Inter: Burial Places

"you were a whole country away from me by then//she was a hole"

"you were a whole country away from me by then//she was a hole"

Something seems unburiable in "inter: burial places."  Each poem clutches that prefix, poems excavating loss and longing and the impossibility to move beyond someone you've loved: "you've swum the reaches//of love but just because you surfaced/doesn't mean it's not hypoxia."  

Billie Tadros brings vulnerability to our lips in a cup.  Sometimes the 'you' is "a whole country away," other times the 'I' and 'you' fall into dandelions together.  Sometimes they are called 'we.' Sometimes "stop over stop/overlapping stop/lapping at me."  But often it's that luminal in-between space that's explored, or the richoceting between "I could core//you I could/cure you" and why shouldn't it?  After all, this collection is called "Inter," meaning "between," "in the midst of," but meaning also "reciprocally," "together," "mutually."  I like "in the midst of" best - that storm-center feeling her poems give: "if I can't have you/anywhere I'll have you/everywhere."
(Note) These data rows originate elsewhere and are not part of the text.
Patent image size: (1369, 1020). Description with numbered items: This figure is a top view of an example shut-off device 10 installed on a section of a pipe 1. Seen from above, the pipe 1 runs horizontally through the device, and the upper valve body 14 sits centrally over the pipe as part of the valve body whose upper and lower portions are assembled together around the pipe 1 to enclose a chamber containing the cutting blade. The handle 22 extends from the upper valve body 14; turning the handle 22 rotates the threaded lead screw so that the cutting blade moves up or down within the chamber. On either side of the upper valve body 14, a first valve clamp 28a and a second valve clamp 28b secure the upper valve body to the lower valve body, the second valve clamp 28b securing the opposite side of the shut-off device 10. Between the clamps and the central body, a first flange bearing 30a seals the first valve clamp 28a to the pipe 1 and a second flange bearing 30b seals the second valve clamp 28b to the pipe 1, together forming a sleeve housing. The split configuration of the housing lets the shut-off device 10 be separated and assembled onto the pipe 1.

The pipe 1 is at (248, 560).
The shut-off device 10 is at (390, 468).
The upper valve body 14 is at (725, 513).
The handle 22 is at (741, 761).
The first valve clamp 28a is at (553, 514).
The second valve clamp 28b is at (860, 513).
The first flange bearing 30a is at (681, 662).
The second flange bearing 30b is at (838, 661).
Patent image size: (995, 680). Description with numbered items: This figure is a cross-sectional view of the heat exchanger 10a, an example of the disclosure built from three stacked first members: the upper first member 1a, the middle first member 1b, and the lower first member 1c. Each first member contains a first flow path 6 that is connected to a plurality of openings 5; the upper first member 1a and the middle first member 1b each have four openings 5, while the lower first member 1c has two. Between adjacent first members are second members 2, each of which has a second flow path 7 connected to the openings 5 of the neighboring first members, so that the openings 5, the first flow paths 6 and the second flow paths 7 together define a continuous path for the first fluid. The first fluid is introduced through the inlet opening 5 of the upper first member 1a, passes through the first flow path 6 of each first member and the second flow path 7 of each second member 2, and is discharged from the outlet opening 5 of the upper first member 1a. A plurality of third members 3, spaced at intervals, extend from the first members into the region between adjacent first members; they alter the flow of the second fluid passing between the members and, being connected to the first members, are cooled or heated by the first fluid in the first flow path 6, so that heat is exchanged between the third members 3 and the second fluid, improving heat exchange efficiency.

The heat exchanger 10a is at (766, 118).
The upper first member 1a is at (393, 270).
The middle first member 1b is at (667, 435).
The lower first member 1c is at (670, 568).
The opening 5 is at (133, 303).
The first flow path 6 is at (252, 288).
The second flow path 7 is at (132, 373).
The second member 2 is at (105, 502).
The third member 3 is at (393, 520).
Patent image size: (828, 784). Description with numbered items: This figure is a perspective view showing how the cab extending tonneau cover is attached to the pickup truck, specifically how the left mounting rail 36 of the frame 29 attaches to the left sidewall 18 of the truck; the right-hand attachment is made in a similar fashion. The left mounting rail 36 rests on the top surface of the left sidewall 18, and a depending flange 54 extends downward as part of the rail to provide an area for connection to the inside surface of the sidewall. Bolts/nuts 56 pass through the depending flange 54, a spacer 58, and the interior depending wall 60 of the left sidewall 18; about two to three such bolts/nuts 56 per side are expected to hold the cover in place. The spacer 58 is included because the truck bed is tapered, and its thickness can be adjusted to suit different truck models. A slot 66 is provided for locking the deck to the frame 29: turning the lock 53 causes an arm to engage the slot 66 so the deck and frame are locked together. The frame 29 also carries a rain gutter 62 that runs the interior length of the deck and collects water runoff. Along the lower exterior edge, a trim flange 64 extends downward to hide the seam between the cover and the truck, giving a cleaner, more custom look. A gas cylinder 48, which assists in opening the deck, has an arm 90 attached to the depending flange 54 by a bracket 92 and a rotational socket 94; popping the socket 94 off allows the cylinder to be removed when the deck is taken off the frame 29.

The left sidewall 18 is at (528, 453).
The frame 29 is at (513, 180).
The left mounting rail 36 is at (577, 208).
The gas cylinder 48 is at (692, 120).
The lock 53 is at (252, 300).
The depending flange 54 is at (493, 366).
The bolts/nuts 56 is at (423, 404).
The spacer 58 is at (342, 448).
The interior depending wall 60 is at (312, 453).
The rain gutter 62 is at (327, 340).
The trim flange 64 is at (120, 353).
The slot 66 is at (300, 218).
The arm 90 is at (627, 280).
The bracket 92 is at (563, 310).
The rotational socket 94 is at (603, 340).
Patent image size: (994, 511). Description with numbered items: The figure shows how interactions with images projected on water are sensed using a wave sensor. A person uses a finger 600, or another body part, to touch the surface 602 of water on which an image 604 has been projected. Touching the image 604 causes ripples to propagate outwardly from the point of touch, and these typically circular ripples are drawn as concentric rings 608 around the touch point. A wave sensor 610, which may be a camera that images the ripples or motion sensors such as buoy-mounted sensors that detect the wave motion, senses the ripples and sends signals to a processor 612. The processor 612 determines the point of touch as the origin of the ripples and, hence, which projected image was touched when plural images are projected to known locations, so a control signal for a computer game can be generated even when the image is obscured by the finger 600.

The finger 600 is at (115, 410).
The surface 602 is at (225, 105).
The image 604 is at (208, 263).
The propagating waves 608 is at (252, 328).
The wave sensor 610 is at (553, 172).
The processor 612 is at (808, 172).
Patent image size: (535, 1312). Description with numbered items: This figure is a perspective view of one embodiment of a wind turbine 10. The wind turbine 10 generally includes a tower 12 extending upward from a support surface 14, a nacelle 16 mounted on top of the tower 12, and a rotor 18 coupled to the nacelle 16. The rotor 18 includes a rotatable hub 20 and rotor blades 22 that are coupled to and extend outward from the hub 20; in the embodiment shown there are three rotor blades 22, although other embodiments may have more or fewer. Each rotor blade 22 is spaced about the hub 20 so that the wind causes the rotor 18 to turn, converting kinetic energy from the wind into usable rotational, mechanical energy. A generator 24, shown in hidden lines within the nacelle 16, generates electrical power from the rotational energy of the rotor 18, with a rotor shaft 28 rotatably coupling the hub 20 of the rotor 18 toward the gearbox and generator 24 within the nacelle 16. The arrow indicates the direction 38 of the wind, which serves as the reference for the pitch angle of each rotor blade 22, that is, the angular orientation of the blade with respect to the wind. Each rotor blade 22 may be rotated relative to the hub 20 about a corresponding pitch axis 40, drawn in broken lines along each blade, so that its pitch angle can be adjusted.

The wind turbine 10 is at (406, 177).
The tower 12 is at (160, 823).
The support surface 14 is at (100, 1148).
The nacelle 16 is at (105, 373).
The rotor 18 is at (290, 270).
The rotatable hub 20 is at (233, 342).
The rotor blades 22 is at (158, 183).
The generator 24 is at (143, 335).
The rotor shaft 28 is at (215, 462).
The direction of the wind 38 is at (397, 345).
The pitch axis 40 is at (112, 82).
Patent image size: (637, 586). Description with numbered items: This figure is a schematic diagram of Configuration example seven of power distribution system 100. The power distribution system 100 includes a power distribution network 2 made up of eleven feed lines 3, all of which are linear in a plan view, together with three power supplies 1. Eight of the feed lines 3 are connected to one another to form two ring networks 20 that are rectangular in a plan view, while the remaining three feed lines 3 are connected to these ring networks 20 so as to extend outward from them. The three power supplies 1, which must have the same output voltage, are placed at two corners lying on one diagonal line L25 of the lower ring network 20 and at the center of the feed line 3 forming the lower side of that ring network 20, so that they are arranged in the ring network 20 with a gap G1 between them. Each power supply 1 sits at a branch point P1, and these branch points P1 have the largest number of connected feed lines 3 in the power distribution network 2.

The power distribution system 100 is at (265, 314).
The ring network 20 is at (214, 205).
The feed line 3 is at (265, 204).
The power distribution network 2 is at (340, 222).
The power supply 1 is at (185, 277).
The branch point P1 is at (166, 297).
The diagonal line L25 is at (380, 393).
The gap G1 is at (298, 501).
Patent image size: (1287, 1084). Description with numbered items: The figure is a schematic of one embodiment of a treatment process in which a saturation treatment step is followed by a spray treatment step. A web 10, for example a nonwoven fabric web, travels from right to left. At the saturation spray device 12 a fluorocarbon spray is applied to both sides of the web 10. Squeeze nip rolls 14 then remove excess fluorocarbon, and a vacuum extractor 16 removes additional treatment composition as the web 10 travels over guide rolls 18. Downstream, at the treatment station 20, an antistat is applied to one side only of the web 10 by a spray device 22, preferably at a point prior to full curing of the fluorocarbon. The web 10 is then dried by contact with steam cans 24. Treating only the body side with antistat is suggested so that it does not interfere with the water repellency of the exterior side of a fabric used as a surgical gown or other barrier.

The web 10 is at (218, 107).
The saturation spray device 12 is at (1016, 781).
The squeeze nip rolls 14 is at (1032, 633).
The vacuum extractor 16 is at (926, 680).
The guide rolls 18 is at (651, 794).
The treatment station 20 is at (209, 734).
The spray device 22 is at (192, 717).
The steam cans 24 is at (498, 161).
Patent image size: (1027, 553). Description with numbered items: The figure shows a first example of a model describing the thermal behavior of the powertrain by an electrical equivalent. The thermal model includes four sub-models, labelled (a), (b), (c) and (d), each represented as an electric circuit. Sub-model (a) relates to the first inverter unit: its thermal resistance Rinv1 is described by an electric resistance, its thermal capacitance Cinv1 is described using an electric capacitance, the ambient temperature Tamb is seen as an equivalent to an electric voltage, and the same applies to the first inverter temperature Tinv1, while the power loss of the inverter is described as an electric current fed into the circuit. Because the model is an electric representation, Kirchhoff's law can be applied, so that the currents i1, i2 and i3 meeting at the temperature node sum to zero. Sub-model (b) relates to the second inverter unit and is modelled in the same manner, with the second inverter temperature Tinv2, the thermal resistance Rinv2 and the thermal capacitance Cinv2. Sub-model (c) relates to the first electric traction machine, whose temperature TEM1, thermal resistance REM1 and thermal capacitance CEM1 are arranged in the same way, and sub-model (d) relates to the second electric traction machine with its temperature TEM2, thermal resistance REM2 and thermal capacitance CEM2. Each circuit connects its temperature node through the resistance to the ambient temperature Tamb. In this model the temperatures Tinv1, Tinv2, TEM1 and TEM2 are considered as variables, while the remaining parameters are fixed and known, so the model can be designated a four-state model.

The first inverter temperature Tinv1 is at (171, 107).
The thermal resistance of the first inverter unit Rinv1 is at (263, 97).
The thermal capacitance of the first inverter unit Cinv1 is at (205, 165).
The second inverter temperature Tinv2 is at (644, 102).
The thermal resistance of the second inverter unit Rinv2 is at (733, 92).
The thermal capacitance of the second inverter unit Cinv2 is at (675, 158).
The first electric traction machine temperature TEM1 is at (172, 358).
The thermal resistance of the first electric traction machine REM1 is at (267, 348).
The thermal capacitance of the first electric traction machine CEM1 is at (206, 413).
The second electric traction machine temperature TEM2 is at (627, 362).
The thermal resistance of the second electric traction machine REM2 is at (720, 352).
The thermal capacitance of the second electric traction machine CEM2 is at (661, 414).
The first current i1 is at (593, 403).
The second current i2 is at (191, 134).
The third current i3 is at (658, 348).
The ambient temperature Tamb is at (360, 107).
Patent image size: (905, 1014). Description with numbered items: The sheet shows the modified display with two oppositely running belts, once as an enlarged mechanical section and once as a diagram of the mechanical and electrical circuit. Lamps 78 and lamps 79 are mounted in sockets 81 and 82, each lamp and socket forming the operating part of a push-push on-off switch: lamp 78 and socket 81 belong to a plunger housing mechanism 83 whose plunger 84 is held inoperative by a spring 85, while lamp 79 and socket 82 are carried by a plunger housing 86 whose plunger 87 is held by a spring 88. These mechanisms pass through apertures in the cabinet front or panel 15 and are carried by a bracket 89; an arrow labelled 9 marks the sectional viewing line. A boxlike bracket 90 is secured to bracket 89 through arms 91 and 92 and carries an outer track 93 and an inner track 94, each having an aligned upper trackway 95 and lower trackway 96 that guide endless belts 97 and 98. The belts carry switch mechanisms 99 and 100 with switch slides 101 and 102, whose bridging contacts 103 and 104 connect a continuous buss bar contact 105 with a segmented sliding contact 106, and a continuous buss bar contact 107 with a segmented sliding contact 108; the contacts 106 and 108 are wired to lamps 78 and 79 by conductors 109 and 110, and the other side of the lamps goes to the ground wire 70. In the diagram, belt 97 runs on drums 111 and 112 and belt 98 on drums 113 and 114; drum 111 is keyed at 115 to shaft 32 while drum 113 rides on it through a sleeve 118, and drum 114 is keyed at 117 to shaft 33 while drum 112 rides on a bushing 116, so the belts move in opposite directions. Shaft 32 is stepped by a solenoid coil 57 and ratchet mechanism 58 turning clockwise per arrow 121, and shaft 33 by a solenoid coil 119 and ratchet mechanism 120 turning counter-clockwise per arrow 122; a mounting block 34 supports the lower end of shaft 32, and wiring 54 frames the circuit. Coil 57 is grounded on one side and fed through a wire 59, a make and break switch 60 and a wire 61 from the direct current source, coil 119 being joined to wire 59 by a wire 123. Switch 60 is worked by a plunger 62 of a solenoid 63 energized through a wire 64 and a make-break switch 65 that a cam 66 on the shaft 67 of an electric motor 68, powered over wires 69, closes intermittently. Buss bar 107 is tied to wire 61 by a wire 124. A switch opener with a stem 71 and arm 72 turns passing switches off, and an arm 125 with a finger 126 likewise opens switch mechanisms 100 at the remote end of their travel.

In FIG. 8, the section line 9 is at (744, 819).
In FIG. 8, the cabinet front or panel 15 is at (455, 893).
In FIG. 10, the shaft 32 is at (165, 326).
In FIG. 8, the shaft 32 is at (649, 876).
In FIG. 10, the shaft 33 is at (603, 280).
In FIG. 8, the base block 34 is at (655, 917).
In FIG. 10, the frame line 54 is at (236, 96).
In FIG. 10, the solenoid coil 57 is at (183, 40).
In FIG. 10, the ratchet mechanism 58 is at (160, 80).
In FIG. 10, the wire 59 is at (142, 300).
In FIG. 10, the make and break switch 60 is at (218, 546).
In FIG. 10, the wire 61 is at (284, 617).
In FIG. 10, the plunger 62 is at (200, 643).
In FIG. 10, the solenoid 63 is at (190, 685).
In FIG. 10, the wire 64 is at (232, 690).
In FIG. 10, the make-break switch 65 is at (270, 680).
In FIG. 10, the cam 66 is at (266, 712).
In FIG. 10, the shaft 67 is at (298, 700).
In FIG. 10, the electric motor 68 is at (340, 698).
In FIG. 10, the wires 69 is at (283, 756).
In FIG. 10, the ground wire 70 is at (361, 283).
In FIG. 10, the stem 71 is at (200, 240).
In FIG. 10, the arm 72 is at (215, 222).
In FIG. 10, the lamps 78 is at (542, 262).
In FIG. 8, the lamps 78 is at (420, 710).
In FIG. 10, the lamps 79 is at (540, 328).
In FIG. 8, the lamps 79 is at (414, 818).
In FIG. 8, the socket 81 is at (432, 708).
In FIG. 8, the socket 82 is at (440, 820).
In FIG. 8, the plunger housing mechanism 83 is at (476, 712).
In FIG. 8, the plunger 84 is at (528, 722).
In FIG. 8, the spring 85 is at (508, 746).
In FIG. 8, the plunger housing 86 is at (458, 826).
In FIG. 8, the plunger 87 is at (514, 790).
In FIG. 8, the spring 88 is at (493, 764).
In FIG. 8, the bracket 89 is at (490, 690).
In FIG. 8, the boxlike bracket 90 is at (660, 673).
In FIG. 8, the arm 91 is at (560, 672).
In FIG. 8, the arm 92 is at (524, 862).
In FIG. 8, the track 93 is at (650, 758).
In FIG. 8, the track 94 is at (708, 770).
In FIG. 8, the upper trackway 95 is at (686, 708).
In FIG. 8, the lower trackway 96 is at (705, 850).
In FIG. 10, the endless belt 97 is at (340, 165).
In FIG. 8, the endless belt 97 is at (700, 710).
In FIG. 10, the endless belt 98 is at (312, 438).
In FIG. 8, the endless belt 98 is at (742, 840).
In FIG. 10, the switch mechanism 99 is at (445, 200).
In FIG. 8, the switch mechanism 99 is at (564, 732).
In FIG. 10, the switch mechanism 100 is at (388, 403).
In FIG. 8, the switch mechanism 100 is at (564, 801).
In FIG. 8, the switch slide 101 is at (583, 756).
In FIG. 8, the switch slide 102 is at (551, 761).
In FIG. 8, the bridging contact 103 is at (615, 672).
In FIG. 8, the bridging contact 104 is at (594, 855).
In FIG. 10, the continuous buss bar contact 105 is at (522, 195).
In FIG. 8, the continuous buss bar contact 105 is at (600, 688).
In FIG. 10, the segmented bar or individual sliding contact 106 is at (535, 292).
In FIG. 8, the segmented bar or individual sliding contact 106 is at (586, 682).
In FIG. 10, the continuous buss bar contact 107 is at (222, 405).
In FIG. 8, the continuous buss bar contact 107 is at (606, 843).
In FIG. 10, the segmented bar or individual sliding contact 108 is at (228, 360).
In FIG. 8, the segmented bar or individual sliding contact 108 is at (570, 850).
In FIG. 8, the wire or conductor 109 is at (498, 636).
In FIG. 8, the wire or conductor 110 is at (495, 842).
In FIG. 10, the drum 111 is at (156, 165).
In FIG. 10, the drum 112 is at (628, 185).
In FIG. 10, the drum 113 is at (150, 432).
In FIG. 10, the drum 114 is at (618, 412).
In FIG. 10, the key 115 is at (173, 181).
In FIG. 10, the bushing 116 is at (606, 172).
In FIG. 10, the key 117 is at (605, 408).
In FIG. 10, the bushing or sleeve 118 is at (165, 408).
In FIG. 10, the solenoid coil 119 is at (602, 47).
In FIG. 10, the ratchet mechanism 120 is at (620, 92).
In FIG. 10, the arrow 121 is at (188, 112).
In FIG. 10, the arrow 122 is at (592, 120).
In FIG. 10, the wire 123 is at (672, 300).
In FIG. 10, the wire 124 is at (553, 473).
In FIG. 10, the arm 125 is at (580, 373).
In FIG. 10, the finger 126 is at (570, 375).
There's a sense of regret, time-loss, betrayal (I was/yours I was/your vibrating/medium I was/your bridge your cavity/music) in this collection, this juxtaposed love/lunging-for-the-jugular thing.  This comes through perhaps best in intermittent, one of my favorites from the chapbook.

And I think what's and the end of that poem is what I love best about reading Billie.  There's this on and off business (un)burying our demons.  We're up to our necks in heart meat.